"It's the economy, stupid," was President Clinton's campaign mantra, and the same lesson was hammered home June 5-7 to 25 Israeli diplomats at a three-day conference at the Beverly Hilton.
"Growing Israel's economy must be the priority of every Israeli representative abroad, and let others worry about the peace process," said Stanley Gold, considered the largest private investor in Israeli industry.
In the 21st century, it is trained intelligence that grows the economy. International competition will not be for land or oil, but for human capital, observed former Wall Street powerhouse Michael Milken, now chairman of the Milken Institute think tank.
Gold and Milken were among the few to address the sessions in English. For most other discussions, Israeli consul generals and economic attaches from five U.S. cities, the ambassador to Canada and high officials from Jerusalem brainstormed in Hebrew on how to turn good advice into practice.
Holding the meeting on the West Coast, rather than in traditional New York or Washington, D.C., was a breakthrough for Ehud Danoch and Zvi Vapni, the No. 1 and No. 2 men at the consulate general in Los Angeles, who lobbied for the venue and organized the conference.
The choice of Los Angeles spoke to the large concentration of top American and Israeli entrepreneurs in the Silicon Valley and the rest of California, as well as the growing orientation of the world economy toward the Asian continent, Vapni said.
That direction, fueled by the astonishing growth of technological brainpower in China, India and other Asian tigers, was driven home by Milken.
In barely 25 years, he predicted, Asia's output will make up 58 percent of the world economy, followed by 25 percent for North America and 12.5 percent for Europe.
Israel is generally well-positioned for the "human capital" era, as shown by its present standing in the Middle East.
With only 0.6 percent of the region's land area and 5 percent of its population, Israel today accounts for 24 percent of the economy of the region, Milken said.
Israel's chief strength lies in the "creativity, out-of-the-box thinking, and product development" in the high-tech and biotechnology sectors, said Dr. Glenn Yago, director of capital studies for the Milken Institute.
National healthcare, for which Israelis pay one-tenth of the cost in America while enjoying longer life expectancy, would be one area in which Israeli managers could well advise their overseas colleagues, said Milken.
At the same time, Israel's economic expansion is hampered by some pronounced weaknesses.
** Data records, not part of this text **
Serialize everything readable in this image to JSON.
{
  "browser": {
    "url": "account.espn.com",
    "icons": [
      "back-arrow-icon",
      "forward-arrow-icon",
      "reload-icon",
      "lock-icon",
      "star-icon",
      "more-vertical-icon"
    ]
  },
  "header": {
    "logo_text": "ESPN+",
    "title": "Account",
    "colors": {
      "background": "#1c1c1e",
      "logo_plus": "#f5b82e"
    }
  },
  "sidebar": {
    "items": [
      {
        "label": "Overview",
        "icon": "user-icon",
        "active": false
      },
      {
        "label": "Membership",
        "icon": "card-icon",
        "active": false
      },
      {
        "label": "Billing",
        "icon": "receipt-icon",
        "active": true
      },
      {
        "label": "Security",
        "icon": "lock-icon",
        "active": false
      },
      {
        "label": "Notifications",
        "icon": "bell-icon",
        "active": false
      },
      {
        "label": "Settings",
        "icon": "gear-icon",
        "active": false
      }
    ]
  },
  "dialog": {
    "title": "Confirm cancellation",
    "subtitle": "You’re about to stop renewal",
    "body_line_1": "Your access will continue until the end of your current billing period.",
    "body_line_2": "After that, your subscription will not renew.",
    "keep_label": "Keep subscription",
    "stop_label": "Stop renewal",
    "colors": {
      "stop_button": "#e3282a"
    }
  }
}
"Israel doesn't market itself and its products, or it does so badly," the diplomats were told bluntly by Gold, CEO of Shamrock Holdings, the largest private fund investing in Israel.
Israeli businessmen also are not aggressive enough, Gold said, a charge rarely leveled at the Jewish state.
"You should only do business with foreign companies which, in turn, invest in the Israeli economy, otherwise you are fools," he said. "Tell an American defense industry you will only buy if it invests in a $100 million portfolio on the Tel Aviv stock exchange. It's how business is done."
In addition, Gold said, Israel "does a poor job of using people like me to talk to American investors, You should put together a pool of people like me to talk about Israel to American business groups."
Danoch, the Israeli consul general in Los Angeles, acknowledged that while marketing, promotion and advertising were not Israel's strongest suit, business and government were working together to remedy the shortcomings.
It is also his job "to show that there is much more to Israel than scary headlines, to point out the achievements of our industries, culture and universities," Danoch added.
Yossi Gal, deputy director for economic affairs in Israel's Foreign Affairs Ministry, who served as de facto program chairman, stressed the need for "synchronizing our economic and diplomatic efforts, in the sense that economic issues must be an integral part of every diplomatic exchange."
Indeed, the conference itself, bringing together representatives of the often competitive ministries of foreign affairs, finance and trade and industry, served as an example to the hoped-for synchronicity and synergy in Israel's efforts abroad.
The fact that this meeting among diverse ministerial interests was conducted without any apparent bureaucratic infighting and one-upmanship, noted one observer, augurs well for the future.